Bazil took a step and almost collapsed. Relkin had gone down on his hands and knees. Yeer had warned them that they would be exhausted. But not this exhausted! Bazil went down on all fours, feeling weaker than he had ever felt in his entire life. He had not the strength of a week-old sprat.

Relkin had rolled onto his back. "Baz! We made it back."

"But we cannot move. We die in here, lost in the maze."

"Can't die now, can't give up."

"Can't move, either."

Keeping those huge bodies going had completely worn them out. They were reduced to crawling, slowly, through the maze.

At each intersection Relkin would rest and study the way ahead. The walls were of gold, the floors and ceilings, too. They cast endless reflections.

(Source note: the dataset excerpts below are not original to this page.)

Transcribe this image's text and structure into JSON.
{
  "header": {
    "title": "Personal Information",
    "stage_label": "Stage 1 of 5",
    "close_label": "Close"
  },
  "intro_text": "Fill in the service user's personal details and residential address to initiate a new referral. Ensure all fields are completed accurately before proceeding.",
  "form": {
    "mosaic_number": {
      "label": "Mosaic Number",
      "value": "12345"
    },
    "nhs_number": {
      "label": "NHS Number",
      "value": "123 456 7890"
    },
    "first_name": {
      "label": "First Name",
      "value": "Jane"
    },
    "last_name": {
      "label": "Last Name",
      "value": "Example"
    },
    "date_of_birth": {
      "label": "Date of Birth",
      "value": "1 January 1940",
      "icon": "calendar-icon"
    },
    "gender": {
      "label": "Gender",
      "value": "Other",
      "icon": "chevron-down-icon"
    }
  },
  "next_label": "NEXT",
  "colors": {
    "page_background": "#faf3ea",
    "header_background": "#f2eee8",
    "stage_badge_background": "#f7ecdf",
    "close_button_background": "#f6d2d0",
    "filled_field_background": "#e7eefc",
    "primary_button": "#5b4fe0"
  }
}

And then in one direction there was a noticeable darkness. As they drew closer to it, the walls and ceilings changed from gold to marble, almost imperceptibly.

They were close to the exit now, which was a damned good thing since they were almost too exhausted now even to crawl. Bazil just could not haul his body any farther.

Relkin went on, then came back and tugged on the dragon's ear.

"Come on, Baz, it's not far now."

"This dragon too weak. Cannot move."

"We can do it; we got this far. Can't die here."

"By the fiery breath, feel like I'm going to die here."

"No, we have to go on. Can't stop. You can do it."

With a soft groan Bazil rolled over onto his belly again and got his legs under him. He heaved himself up, felt himself trembling in every limb. Relkin staggered ahead of him down the last passage and they turned and were out of the maze and standing in a room in the Temple of Gold.

It was night on the world Lygarth. A single lamp burned by the doorway. The temple was quiet. Outside in the forest somewhere an animal gave a long whistling cry, then fell silent.

The cat noticed their arrival. Servants came hurrying forward to assist them. Lessis was informed. Mirk woke up when the Lady stirred. He followed.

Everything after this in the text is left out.